Las amenazas cada vez más evidentes de un desarrollo tecnocientífico descontrolado, realizado en un porcentaje creciente desde grandes corporaciones privadas, así como la proliferación de tecnologías de doble uso, que podrían ser utilizadas para fines perversos, han contribuido a que la cuestión se haya planteado de nuevo, y en términos acuciantes. El debate, en efecto, se ha dado en varias ocasiones a lo largo de las últimas décadas. Uno de los momentos más intensos fue en 2011, a raíz de la posible publicación de un artículo, que finalmente vio la luz en la revista Nature en 2012, en el que se describía una manipulación del virus N5H1 (el de la gripe aviar) que lo hacía más contagioso en mamíferos y, por tanto, también en humanos. Recuérdese que este virus mató casi al 60% de los varios centenares de infectados. La NSABB (National Science Advisory Board for Biosecurity) había recomendado que no se publicara el artículo, dado el peligro de que esos conocimientos fueran utilizados por bioterroristas. Era la primera vez que hacía una recomendación así, aunque luego revirtió su decisión. 

Anteriormente, en 2002, se había suscitado una discusión análoga a raíz de la publicación de la descripción de la síntesis del virus de la polio usando ADN que podía conseguirse por correo. Y en 2005 un equipo de científicos norteamericanos fue capaz de reconstruir el terrible virus de la gripe española a partir de material obtenido en un cadáver encontrado en Alaska; un virus que mató a más de cincuenta millones de personas (Kourany 2016).  También en el campo de la inteligencia artificial se discute desde hace algún tiempo en qué casos se debe permitir el acceso al código fuente o, por el contrario, se debe limitar la accesibilidad. El énfasis está puesto aquí no tanto en la investigación como en la publicación de los resultados de forma completa y detallada. 
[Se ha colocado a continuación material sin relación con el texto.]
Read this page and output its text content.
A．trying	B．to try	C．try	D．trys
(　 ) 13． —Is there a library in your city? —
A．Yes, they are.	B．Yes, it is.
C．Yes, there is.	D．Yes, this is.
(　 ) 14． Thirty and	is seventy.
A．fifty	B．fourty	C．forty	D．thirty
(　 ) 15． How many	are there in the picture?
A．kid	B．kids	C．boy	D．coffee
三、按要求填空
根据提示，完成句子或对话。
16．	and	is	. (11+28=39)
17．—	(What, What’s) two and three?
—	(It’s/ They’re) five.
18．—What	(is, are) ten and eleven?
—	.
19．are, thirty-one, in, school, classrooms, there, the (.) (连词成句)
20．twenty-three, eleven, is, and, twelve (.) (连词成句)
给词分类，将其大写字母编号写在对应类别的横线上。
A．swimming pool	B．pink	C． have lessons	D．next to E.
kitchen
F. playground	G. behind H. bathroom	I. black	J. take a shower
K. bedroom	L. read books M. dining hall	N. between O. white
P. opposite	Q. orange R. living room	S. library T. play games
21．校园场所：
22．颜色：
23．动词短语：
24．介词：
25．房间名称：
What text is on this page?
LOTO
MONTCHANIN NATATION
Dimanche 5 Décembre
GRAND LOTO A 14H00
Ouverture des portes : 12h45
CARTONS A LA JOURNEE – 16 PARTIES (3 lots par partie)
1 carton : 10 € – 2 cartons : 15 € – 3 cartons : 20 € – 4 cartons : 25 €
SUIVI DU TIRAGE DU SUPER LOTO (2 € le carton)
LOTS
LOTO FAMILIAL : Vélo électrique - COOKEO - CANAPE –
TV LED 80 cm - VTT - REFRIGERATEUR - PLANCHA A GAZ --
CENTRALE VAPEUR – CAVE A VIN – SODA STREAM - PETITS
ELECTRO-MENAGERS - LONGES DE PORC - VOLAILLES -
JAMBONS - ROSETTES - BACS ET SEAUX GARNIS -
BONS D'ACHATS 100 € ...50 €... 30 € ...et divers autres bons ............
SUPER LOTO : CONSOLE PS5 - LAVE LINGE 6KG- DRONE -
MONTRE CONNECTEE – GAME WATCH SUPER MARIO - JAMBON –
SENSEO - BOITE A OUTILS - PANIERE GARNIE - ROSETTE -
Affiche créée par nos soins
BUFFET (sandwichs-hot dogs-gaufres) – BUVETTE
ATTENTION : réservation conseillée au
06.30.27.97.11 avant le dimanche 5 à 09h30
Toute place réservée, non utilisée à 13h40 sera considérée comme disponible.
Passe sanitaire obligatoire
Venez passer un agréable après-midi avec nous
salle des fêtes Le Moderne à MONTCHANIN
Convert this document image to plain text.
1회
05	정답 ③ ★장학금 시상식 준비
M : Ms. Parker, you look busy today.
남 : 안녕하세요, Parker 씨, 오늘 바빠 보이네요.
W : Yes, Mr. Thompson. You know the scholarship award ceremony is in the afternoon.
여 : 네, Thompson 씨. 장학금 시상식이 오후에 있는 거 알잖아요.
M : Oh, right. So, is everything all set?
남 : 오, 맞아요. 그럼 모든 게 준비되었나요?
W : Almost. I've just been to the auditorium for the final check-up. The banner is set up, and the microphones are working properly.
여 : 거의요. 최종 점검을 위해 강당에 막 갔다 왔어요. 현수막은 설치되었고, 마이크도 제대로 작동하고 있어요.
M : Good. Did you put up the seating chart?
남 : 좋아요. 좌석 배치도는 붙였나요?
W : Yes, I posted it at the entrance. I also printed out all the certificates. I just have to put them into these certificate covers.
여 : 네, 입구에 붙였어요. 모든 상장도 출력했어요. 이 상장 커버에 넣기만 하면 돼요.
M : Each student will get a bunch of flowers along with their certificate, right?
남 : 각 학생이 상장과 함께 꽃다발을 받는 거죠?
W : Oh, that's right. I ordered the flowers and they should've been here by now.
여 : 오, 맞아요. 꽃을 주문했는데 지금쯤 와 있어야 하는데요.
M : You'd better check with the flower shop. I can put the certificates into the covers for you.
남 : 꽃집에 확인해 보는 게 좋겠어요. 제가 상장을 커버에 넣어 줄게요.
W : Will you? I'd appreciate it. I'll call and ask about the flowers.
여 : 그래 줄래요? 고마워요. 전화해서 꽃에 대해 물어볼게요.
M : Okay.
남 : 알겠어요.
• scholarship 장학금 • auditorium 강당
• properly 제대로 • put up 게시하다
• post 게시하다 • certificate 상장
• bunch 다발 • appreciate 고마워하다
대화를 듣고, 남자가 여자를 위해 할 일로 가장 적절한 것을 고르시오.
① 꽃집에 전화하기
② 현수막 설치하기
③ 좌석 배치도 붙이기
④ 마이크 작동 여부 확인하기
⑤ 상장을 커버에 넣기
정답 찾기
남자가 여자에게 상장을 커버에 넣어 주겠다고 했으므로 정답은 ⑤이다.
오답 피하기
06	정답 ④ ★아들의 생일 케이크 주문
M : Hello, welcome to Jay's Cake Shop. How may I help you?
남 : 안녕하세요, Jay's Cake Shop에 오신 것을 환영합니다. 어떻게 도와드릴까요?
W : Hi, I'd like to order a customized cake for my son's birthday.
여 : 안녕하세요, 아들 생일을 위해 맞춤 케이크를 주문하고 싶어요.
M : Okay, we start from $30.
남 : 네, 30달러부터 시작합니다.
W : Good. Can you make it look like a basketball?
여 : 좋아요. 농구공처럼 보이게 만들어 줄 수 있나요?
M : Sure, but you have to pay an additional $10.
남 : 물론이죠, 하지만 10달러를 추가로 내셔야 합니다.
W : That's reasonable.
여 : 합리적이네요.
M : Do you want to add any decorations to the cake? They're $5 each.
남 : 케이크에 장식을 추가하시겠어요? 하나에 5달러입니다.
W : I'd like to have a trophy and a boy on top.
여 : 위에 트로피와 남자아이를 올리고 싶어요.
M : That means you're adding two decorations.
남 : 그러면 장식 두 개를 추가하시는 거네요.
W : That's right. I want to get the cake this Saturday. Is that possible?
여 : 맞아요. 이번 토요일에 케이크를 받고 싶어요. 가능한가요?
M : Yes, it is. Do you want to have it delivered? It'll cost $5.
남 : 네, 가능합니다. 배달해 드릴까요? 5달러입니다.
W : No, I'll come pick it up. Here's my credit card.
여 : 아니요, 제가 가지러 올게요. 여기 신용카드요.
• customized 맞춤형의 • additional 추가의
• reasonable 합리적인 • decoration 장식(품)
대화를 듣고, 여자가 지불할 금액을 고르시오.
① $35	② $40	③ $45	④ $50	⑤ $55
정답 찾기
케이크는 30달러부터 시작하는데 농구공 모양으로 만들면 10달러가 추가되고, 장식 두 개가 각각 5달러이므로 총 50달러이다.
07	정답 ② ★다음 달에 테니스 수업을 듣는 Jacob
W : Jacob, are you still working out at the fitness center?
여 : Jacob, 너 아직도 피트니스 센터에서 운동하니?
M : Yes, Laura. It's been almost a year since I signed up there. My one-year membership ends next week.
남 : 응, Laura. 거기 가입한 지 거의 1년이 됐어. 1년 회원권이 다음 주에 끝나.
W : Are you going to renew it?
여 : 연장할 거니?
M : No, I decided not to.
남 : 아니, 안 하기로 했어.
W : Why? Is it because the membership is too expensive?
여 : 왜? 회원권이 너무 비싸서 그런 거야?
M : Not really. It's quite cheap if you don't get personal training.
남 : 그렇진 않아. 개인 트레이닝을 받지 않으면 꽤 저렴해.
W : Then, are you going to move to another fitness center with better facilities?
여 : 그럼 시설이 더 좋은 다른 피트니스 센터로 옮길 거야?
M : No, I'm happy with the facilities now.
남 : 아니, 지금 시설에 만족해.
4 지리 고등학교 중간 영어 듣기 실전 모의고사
Pero ¿qué ocurre si un tema no tiene demasiado interés intrínseco, porque no aportaría gran cosa al aumento de nuestro conocimiento sobre el mundo, y, sin embargo, su indagación pudiera tener consecuencias muy dañinas para algunas personas? Quizás no tenga mucho sentido afirmar que hay conocimientos cuya posesión es intrínsecamente inmoral (hay quien sostiene que solo esto debería considerarse como conocimiento prohibido stricto sensu), pero podemos imaginar casos en los que prácticamente cualquier aplicación de ese conocimiento sería dañina para los seres humanos y, por tanto, no sería entonces descabellado deliberar seriamente sobre la conveniencia de prohibir cualquier investigación encaminada a su obtención. Supongamos que alguien quiere averiguar si se puede dotar de mayor autoconsciencia e inteligencia a un simio, o quiere investigar sobre la posibilidad de modificar un virus para que afecte de forma especial a determinados grupos étnicos, o busca sintetizar una droga que permita controlar a voluntad a otro ser humano de forma inadvertida y en largos periodos de tiempo. ¿Tendría sentido en estos casos no poner límites a la búsqueda de esos conocimientos, sino solo a su difusión o aplicación?

La ciencia de las diferencias raciales

Uno de los temas que suscita recurrentemente este debate es el de los estudios sobre diferencias raciales (o de género) en inteligencia. Estos estudios son siempre problemáticos porque, para empezar, no hay consenso sobre la existencia objetiva de razas ni sobre lo que realmente miden los test de inteligencia. Pero, sobre todo, el problema está en los resultados. Si no confirman la tesis de la desigualdad, ¿beneficiará eso en algo a los afectados? Y si, por el contrario, confirman la tesis de la desigualdad, ¿perjudicará eso a los afectados? 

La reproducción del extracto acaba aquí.